BARI - C’è anche la «Confraternita del Santa Maria Goretti Quondam Santa Filomena», che ha sede nella chiesa di San Ferdinando in via Sparano, tra le aspiranti parti civili nel processo sulla vecchia malagestione della Banca popolare di Bari. L’associazione, assistita dall’avvocato Francesco Andriola, sarebbe stata raggirata con l’acquisto di 12mila titoli per complessivi 30mila euro, il cui valore è poi stato quasi azzerato.
Nella prima udienza del processo iniziato ieri dinanzi alla prima sezione penale del Tribunale di Bari (presidente Rossella Calia Di Pinto), nell’aula appositamente allestita nella Fiera del Levante, hanno chiesto di costituirsi circa un migliaio di altre parti civili, prevalentemente azionisti, in aggiunta alle 1.540 già costituite in udienza preliminare. Per l’Unione nazionale consumatori, già parte civile nel processo, «è incredibile come su circa 60mila azionisti soltanto il 4% sia qui a difendere i propri interessi. Non so se sia rassegnazione o mancanza di fiducia nelle istituzioni».
Tra le altre parti civili costituite ci sono Federconsumatori Puglia, Codacons, Comune di Bari, Regione Puglia. In particolare la Regione, assistita dagli avvocati Gaetano Sassanelli e Gianluca Loconsole, motivando la propria costituzione, ha evidenziato che «i fatti contestati hanno anzitutto leso l’immagine» dell’ente, anche «rispetto alle attrattive imprenditoriali del territorio, sia per le ricadute occupazionali, che per l’affidabilità del mercato regionale così gravemente inquinato e ferito per il danno inferto al tessuto economico e alla produttività della regione». È «innegabile», dice la Regione, che «la vicenda BpB impatti pesantemente sul tessuto produttivo e economico pugliese di cui l’amministrazione regionale è garante e custode».
A processo sono Gianluca Jacobini, ex condirettore della Popolare di Bari, Giuseppe Marella e Nicola Loperfido, rispettivamente responsabili dell’Internal Audit e della Direzione Business dell’istituto di credito barese, commissariato nel dicembre 2019, imputati per ostacolo alla vigilanza e false comunicazioni sociali.

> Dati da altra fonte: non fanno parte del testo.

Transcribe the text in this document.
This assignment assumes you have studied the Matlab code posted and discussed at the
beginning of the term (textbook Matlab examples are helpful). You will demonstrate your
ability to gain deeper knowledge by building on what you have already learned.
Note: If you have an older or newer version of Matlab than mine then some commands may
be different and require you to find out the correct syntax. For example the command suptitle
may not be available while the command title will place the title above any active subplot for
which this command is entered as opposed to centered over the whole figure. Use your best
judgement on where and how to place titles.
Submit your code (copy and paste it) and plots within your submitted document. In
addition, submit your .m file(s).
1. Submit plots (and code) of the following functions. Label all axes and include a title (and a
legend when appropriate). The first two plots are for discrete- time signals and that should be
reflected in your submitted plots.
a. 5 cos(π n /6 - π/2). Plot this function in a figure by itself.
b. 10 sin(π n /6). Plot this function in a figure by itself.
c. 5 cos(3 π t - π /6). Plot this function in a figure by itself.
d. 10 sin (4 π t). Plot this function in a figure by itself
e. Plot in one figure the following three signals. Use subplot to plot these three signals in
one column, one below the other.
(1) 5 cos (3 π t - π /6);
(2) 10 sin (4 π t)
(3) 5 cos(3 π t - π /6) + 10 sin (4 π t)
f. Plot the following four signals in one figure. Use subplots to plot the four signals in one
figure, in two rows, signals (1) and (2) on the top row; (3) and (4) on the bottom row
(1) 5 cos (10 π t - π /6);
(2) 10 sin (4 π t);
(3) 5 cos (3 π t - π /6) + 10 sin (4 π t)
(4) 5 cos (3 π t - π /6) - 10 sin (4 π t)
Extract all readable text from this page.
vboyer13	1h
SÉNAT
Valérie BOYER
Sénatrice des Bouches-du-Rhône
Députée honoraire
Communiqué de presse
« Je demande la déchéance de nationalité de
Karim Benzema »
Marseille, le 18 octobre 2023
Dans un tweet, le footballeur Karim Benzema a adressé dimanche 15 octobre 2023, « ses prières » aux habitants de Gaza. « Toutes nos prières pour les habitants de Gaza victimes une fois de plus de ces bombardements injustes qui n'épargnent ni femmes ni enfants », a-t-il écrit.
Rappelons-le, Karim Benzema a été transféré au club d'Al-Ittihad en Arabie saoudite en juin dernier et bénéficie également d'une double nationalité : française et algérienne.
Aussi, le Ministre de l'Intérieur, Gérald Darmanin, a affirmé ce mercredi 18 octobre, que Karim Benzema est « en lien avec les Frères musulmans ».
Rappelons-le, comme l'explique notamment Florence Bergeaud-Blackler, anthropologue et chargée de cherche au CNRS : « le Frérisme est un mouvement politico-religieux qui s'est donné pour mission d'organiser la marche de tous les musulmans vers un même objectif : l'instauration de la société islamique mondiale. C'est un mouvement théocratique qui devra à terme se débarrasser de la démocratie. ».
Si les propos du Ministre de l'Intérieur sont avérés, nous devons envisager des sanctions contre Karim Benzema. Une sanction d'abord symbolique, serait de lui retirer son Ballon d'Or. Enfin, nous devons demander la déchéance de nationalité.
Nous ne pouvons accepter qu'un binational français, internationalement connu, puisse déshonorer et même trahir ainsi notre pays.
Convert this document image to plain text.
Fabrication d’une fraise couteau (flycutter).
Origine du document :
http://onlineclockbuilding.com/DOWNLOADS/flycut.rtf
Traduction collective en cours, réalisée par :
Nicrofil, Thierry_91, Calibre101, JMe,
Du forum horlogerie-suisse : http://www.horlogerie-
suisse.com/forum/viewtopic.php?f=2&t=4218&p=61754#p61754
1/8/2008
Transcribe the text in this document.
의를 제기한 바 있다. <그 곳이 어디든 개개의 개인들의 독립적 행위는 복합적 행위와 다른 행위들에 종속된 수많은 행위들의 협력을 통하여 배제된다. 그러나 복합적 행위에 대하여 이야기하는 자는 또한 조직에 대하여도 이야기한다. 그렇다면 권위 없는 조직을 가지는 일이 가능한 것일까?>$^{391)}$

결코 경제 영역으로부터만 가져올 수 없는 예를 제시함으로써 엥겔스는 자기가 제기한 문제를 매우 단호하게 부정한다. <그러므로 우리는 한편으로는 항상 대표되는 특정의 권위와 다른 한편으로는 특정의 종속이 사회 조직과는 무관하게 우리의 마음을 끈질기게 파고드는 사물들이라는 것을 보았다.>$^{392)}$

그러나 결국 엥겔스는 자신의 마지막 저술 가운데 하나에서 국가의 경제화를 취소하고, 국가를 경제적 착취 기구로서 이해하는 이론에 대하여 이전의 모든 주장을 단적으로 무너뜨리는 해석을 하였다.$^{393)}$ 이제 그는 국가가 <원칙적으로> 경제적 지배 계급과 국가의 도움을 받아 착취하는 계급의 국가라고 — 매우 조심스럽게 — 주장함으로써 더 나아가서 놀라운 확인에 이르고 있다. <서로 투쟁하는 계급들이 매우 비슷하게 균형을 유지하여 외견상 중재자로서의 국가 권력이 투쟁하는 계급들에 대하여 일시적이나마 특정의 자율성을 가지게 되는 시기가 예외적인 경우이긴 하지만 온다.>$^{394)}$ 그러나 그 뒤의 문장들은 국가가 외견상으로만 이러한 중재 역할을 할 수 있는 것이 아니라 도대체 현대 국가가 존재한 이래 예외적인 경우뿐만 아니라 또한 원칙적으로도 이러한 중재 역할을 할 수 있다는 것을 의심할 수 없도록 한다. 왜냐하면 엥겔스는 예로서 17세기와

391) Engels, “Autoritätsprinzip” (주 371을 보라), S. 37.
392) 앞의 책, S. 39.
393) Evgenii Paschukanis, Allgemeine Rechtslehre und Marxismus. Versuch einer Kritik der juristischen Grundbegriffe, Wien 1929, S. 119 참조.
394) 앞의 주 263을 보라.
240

È il terzo processo sulla vecchia gestione della banca barese e riguarda le cosiddette «operazioni baciate». Stando alle indagini della Guardia di Finanza, coordinate dal procuratore Roberto Rossi con i sostituti Savina Toscani e Federico Perrone Capano, gli ex amministratori avrebbero concesso finanziamenti a grossi gruppi imprenditoriali, a patto che una parte di quei soldi fosse usata per acquistare azioni e titoli. Il valore delle azioni così vendute, di fatto comprate con fondi della banca stessa, sarebbe poi stato inserito indebitamente nel «patrimonio di vigilanza», falsificando e sovrastimando la situazione economica dell’istituto di credito. In questo modo avrebbero ingannato Bankitalia e tutti gli altri soci presentando una solidità finanziaria inesistente.
L’istituto di credito è costituito come responsabile civile. Le nuove aspirante parti civili hanno depositato memorie che le difese degli imputati, gli avvocati Giorgio Perroni, Guido Carlo Alleva, Andrea Di Comite e Nicola Quaranta, hanno chiesto di visionare per eventuali eccezioni. Si tornerà in aula il 18 gennaio per discutere le questioni preliminari e poi si entrerà nel vivo del processo.